La ville moderne est relativement jeune, reconstruite après la destruction dévastatrice survenue pendant la Seconde Guerre mondiale, lorsque les forces allemandes en retraite ont presque entièrement réduit Igoumenitsa en cendres en septembre 1944. Peu de vestiges de l'ancienne colonie ont survécu, et la ville qui a émergé des cendres est fonctionnelle plutôt que pittoresque — des blocs d'appartements en béton grimpant sur la colline dans le style pragmatique de la reconstruction grecque du milieu du XXe siècle. Pourtant, la nouvelle promenade en bord de mer, achevée ces dernières années grâce à des fonds de développement européens, a offert à Igoumenitsa un front de mer véritablement agréable : une esplanade bordée de palmiers avec des cafés, des aires de jeux et des vues sur le détroit vers la silhouette verte de Corfou qui semble flotter à l'horizon comme un mirage.

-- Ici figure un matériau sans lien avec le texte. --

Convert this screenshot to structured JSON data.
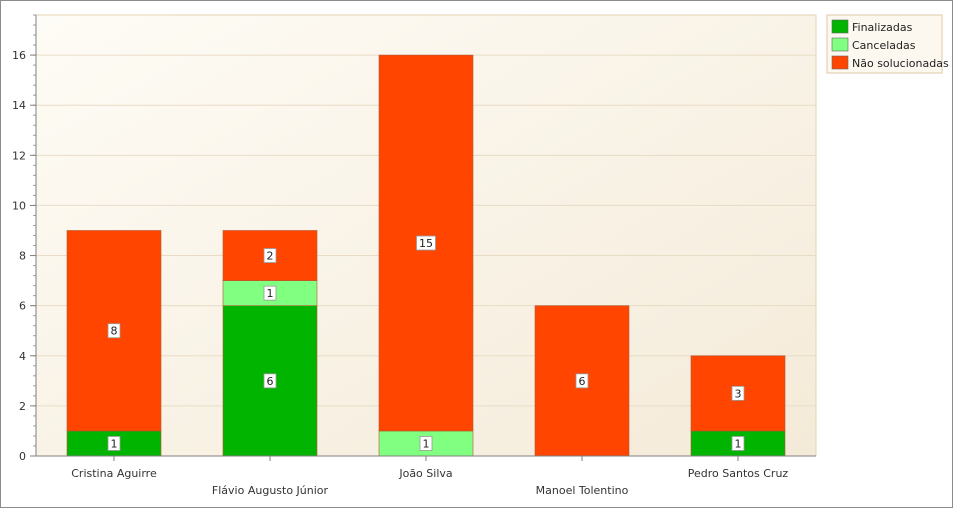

Les véritables trésors d'Igoumenitsa se trouvent dans son arrière-pays. Le site antique de Gitani, situé à quelques kilomètres à l'intérieur des terres, préserve les murs remarquablement bien conservés et le théâtre d'une ville hellénistique qui servait de capitale aux Thesprotes — l'un des principaux groupes tribaux de l'Épire antique. Plus loin, le fleuve Acheron — le fleuve mythologique des morts, à travers lequel Charon transportait les âmes vers l'au-delà — serpente à travers une gorge spectaculaire qui peut être explorée à pied ou en kayak, ses sources glacées et ses bassins ombragés par des platanes offrant une expérience de baignade empreinte d'une véritable résonance mythologique. Le Nécromantéion de l'Acheron, l'ancien oracle des morts près de l'embouchure du fleuve, ajoute une substance archéologique aux légendes.
La culture culinaire d'Igoumenitsa reflète sa position à la croisée des traditions montagnardes épirotes et de la cuisine côtière ionienne. Les marchés locaux débordent d'herbes de montagne — origan, sauge, thym — récoltées sur les pentes de la chaîne de Pindus qui forme le décor dramatique de la ville. Les tavernes servent des plats d'agneau et de chèvre mijotés, hérités des traditions pastorales des villages de Zagori, accompagnés de poissons frais de l'Ionien — poulpes grillés, sardines et rougets, le tout rehaussé par des vins locaux vifs issus de l'appellation émergente de Zitsa, dont les blancs pétillants ont même surpris Byron, qui les a loués lors de son Grand Tour.
Les navires de croisière accostent au port commercial, idéalement situé et offrant un accès piéton facile à la promenade et au centre-ville. Igoumenitsa se révèle être la meilleure base pour des excursions dans le magnifique intérieur de l'Épire — les villages aux ponts de pierre de Zagori, les gorges de Vikos (l'une des plus profondes au monde par rapport à sa largeur), et les sources de l'Achéron sont toutes à portée de main. Les mois de visite idéaux s'étendent de mai à octobre, avec la fin du printemps et le début de l'automne offrant des températures agréables pour la randonnée et des paysages à leur apogée, baignés dans la lumière dorée qui a attiré les poètes vers ce coin de Grèce depuis trois mille ans.